General characteristics
- Type: Cargo ship
- Tonnage: 3,832 Gross register tons
- Displacement: 8,060 tons
- Length: 351 ft 5 in (107.11 m)
- Beam: 47 ft 11 in (14.61 m)
- Draft: 22 ft 6 in (6.86 m) (mean)
- Propulsion: Steam engine
- Speed: 14 knots
- Complement: 70

= USS Panuco =

Cargo ship of the United States Navy

USS Panuco (ID-1533) was a United States Navy cargo ship in commission from 1918 to 1919.

==Construction, acquisition, and commissioning==
SS Panuco was completed as a commercial cargo ship in January 1917 at Seattle, Washington, by the Seattle Construction and Drydock Company for the New York and Cuba Mail Steamship Company of New York City. The U.S. Navy's 3rd Naval District inspected her in 1917 for possible naval service, and the Navy acquired her from her owner under a bareboat charter on 13 September 1918 for use during World War I. She was assigned the naval registry Identification Number (Id.

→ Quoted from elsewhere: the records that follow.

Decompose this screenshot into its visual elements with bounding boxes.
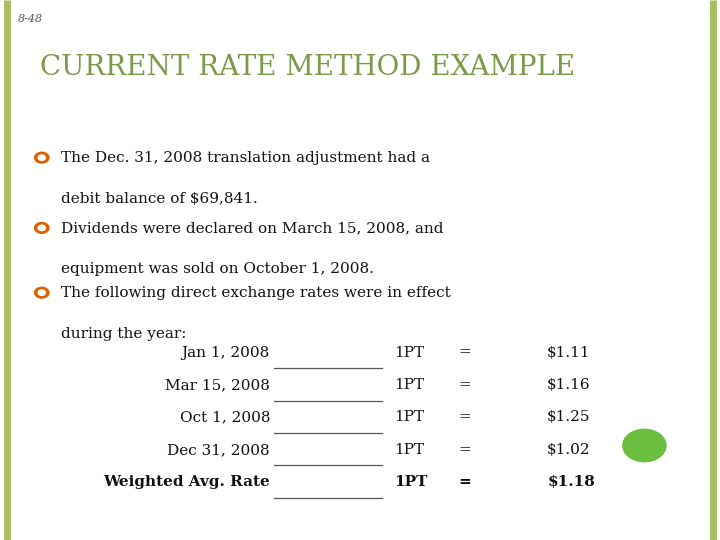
Text: 1PT: 1PT <box>395 410 425 424</box>
Circle shape <box>38 290 45 295</box>
Text: =: = <box>458 443 471 457</box>
Circle shape <box>623 429 666 462</box>
Text: $1.25: $1.25 <box>547 410 590 424</box>
Text: =: = <box>458 475 471 489</box>
Text: =: = <box>458 346 471 360</box>
Text: Mar 15, 2008: Mar 15, 2008 <box>165 378 270 392</box>
Text: CURRENT RATE METHOD EXAMPLE: CURRENT RATE METHOD EXAMPLE <box>40 54 575 81</box>
Text: 1PT: 1PT <box>395 378 425 392</box>
Text: =: = <box>458 378 471 392</box>
Text: =: = <box>458 410 471 424</box>
Text: $1.02: $1.02 <box>547 443 591 457</box>
Text: Weighted Avg. Rate: Weighted Avg. Rate <box>103 475 270 489</box>
Text: debit balance of $69,841.: debit balance of $69,841. <box>61 192 258 206</box>
Text: Jan 1, 2008: Jan 1, 2008 <box>181 346 270 360</box>
Text: Dividends were declared on March 15, 2008, and: Dividends were declared on March 15, 200… <box>61 221 444 235</box>
Text: during the year:: during the year: <box>61 327 186 341</box>
Text: Dec 31, 2008: Dec 31, 2008 <box>167 443 270 457</box>
Circle shape <box>35 222 49 233</box>
Text: $1.18: $1.18 <box>547 475 595 489</box>
Text: 8-48: 8-48 <box>18 14 43 24</box>
Text: 1PT: 1PT <box>395 475 428 489</box>
Text: $1.11: $1.11 <box>547 346 591 360</box>
Circle shape <box>38 225 45 231</box>
Text: The following direct exchange rates were in effect: The following direct exchange rates were… <box>61 286 451 300</box>
Text: equipment was sold on October 1, 2008.: equipment was sold on October 1, 2008. <box>61 262 374 276</box>
Text: 1PT: 1PT <box>395 346 425 360</box>
Text: Oct 1, 2008: Oct 1, 2008 <box>179 410 270 424</box>
Circle shape <box>38 155 45 160</box>
Text: $1.16: $1.16 <box>547 378 591 392</box>
Circle shape <box>35 152 49 163</box>
Text: The Dec. 31, 2008 translation adjustment had a: The Dec. 31, 2008 translation adjustment… <box>61 151 431 165</box>
Circle shape <box>35 287 49 298</box>
Text: 1PT: 1PT <box>395 443 425 457</box>
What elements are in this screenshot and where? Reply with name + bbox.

No.) 1533 and commissioned as USS Panuco the same day at New York City.

==United States Navy career==
Assigned to the Naval Overseas Transportation Service, Panuco was placed on the United States Army account and departed New York City carrying U.S. Army general cargo on 26 September 1918, arriving at Nantes, France, on 16 October 1918. After discharging her cargo at Nantes, she returned to New York City in ballast in November 1918.

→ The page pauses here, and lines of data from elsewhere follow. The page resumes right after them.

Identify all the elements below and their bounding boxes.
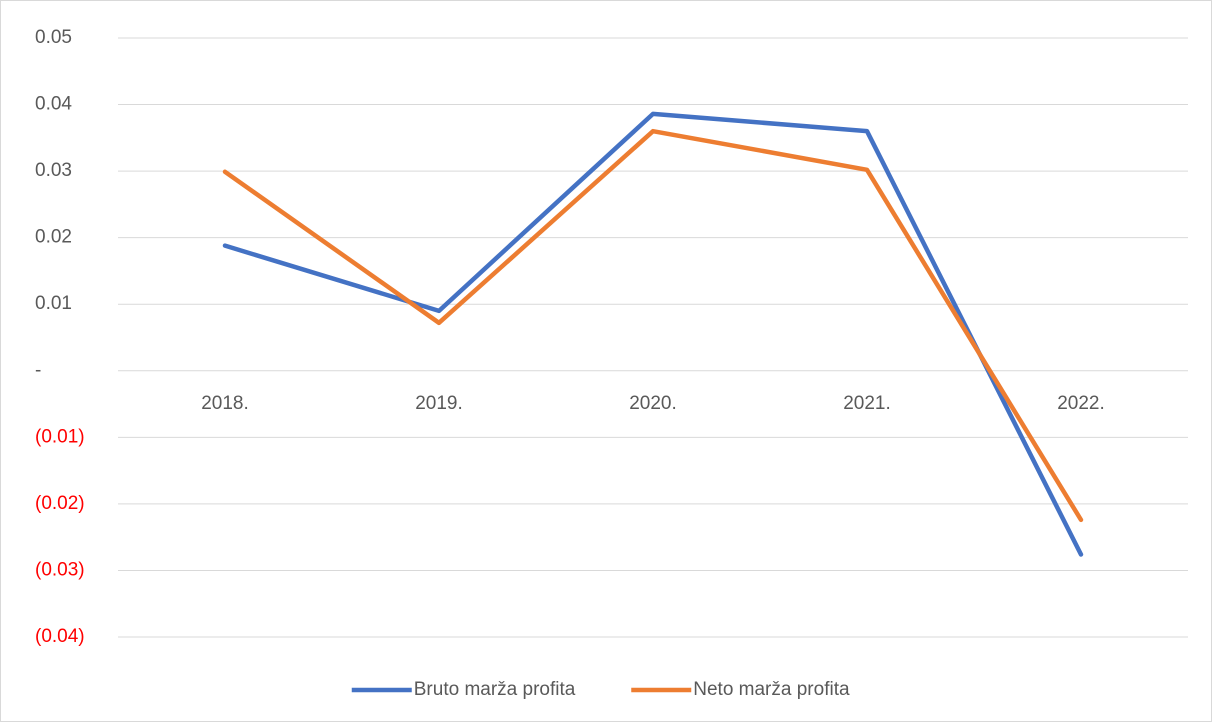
- x-tick-label: 2021.: [843, 393, 891, 414]
- y-tick-label: 0.04: [35, 94, 72, 115]
- series-line: [222, 111, 1084, 557]
- y-tick-label: (0.02): [35, 493, 85, 514]
- y-tick-label: 0.03: [35, 160, 72, 181]
- x-tick-label: 2020.: [629, 393, 677, 414]
- y-tick-label: 0.02: [35, 227, 72, 248]
- y-tick-label: (0.03): [35, 559, 85, 580]
- x-tick-label: 2022.: [1057, 393, 1105, 414]
- y-tick-label: (0.04): [35, 626, 85, 647]
- x-tick-label: 2019.: [415, 393, 463, 414]
- y-tick-label: -: [35, 360, 41, 381]
- y-tick-label: 0.05: [35, 27, 72, 48]
- y-tick-label: (0.01): [35, 426, 85, 447]
- x-tick-label: 2018.: [201, 393, 249, 414]
- series-line: [222, 128, 1084, 523]
- y-tick-label: 0.01: [35, 293, 72, 314]
- legend-label: Bruto marža profita: [414, 679, 576, 700]
- legend-label: Neto marža profita: [693, 679, 850, 700]
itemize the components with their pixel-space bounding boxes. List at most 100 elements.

On 23 December 1918, Panuco was placed on the United States Shipping Board account, under which she moved to New Orleans, Louisiana, loaded a cargo, and departed on 22 January 1919. She arrived at Montevideo, Uruguay, in February. After discharging her cargo there, she moved to Ramallo, Argentina, where she loaded a cargo of linseed cake and departed for New York City, where she arrived on 19 April 1919.

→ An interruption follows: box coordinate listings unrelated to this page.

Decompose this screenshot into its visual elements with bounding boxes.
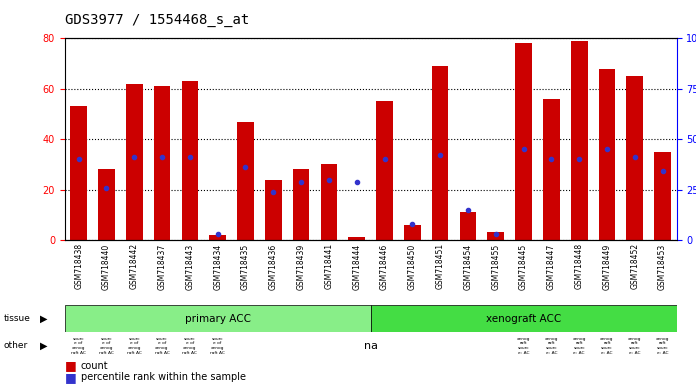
Text: sourc
e of
xenog
raft AC: sourc e of xenog raft AC (155, 337, 170, 354)
Text: GSM718453: GSM718453 (658, 243, 667, 290)
Text: GSM718436: GSM718436 (269, 243, 278, 290)
Bar (237, 122, 254, 240)
Bar (370, 305, 677, 332)
Text: GSM718448: GSM718448 (575, 243, 584, 290)
Bar (571, 41, 587, 240)
Point (462, 207, 473, 213)
Bar (182, 81, 198, 240)
Bar (515, 43, 532, 240)
Text: GSM718437: GSM718437 (157, 243, 166, 290)
Text: GSM718451: GSM718451 (436, 243, 445, 290)
Bar (321, 164, 338, 240)
Text: GSM718435: GSM718435 (241, 243, 250, 290)
Bar (376, 101, 393, 240)
Text: ■: ■ (65, 371, 77, 384)
Point (406, 221, 418, 227)
Point (184, 154, 196, 161)
Text: count: count (81, 361, 109, 371)
Text: ▶: ▶ (40, 314, 48, 324)
Text: GSM718452: GSM718452 (631, 243, 640, 290)
Text: sourc
e of
xenog
raft AC: sourc e of xenog raft AC (210, 337, 225, 354)
Text: GSM718447: GSM718447 (547, 243, 556, 290)
Point (434, 152, 445, 158)
Point (324, 177, 335, 183)
Text: GSM718440: GSM718440 (102, 243, 111, 290)
Text: xenog
raft
sourc
e: AC: xenog raft sourc e: AC (600, 337, 614, 354)
Text: xenog
raft
sourc
e: AC: xenog raft sourc e: AC (656, 337, 670, 354)
Text: na: na (363, 341, 378, 351)
Bar (293, 169, 310, 240)
Text: xenograft ACC: xenograft ACC (486, 314, 561, 324)
Point (546, 156, 557, 162)
Point (240, 164, 251, 170)
Bar (543, 99, 560, 240)
Bar (459, 212, 476, 240)
Text: GSM718434: GSM718434 (213, 243, 222, 290)
Text: GSM718445: GSM718445 (519, 243, 528, 290)
Text: GSM718438: GSM718438 (74, 243, 83, 290)
Text: GSM718444: GSM718444 (352, 243, 361, 290)
Text: GSM718441: GSM718441 (324, 243, 333, 290)
Bar (654, 152, 671, 240)
Text: xenog
raft
sourc
e: AC: xenog raft sourc e: AC (517, 337, 530, 354)
Text: GSM718446: GSM718446 (380, 243, 389, 290)
Bar (265, 180, 282, 240)
Text: sourc
e of
xenog
raft AC: sourc e of xenog raft AC (99, 337, 114, 354)
Text: GSM718442: GSM718442 (129, 243, 139, 290)
Point (629, 154, 640, 161)
Bar (349, 237, 365, 240)
Text: primary ACC: primary ACC (184, 314, 251, 324)
Text: GSM718449: GSM718449 (603, 243, 612, 290)
Text: percentile rank within the sample: percentile rank within the sample (81, 372, 246, 382)
Text: xenog
raft
sourc
e: AC: xenog raft sourc e: AC (545, 337, 558, 354)
Text: GSM718454: GSM718454 (464, 243, 473, 290)
Bar (98, 169, 115, 240)
Point (518, 146, 529, 152)
Point (73, 156, 84, 162)
Bar (599, 69, 615, 240)
Text: GSM718455: GSM718455 (491, 243, 500, 290)
Point (212, 231, 223, 237)
Text: tissue: tissue (3, 314, 31, 323)
Text: sourc
e of
xenog
raft AC: sourc e of xenog raft AC (182, 337, 197, 354)
Text: sourc
e of
xenog
raft AC: sourc e of xenog raft AC (71, 337, 86, 354)
Text: GSM718443: GSM718443 (185, 243, 194, 290)
Point (268, 189, 279, 195)
Point (490, 231, 501, 237)
Bar (626, 76, 643, 240)
Bar (154, 86, 171, 240)
Bar (70, 106, 87, 240)
Point (574, 156, 585, 162)
Bar (404, 225, 420, 240)
Point (601, 146, 612, 152)
Point (101, 185, 112, 191)
Bar (432, 66, 448, 240)
Point (129, 154, 140, 161)
Bar (65, 305, 370, 332)
Text: ■: ■ (65, 359, 77, 372)
Point (296, 179, 307, 185)
Point (657, 168, 668, 174)
Text: xenog
raft
sourc
e: AC: xenog raft sourc e: AC (572, 337, 586, 354)
Bar (487, 232, 504, 240)
Text: GSM718450: GSM718450 (408, 243, 417, 290)
Text: GDS3977 / 1554468_s_at: GDS3977 / 1554468_s_at (65, 13, 249, 27)
Bar (209, 235, 226, 240)
Text: other: other (3, 341, 28, 350)
Point (351, 179, 363, 185)
Text: sourc
e of
xenog
raft AC: sourc e of xenog raft AC (127, 337, 142, 354)
Bar (126, 84, 143, 240)
Point (379, 156, 390, 162)
Text: GSM718439: GSM718439 (296, 243, 306, 290)
Text: xenog
raft
sourc
e: AC: xenog raft sourc e: AC (628, 337, 642, 354)
Text: ▶: ▶ (40, 341, 48, 351)
Point (157, 154, 168, 161)
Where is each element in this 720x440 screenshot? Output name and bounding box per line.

Panuco was decommissioned on 28 April 1919 and transferred to the U.S. Shipping Board the same day for simultaneous return to the New York and Cuba Mail Steamship Company.

==Later career==
Once again SS Panuco, the ship resumed commercial service. She was still operating for the New York and Cuba firm when she was destroyed by fire while pierside at New York City on 18 August 1941.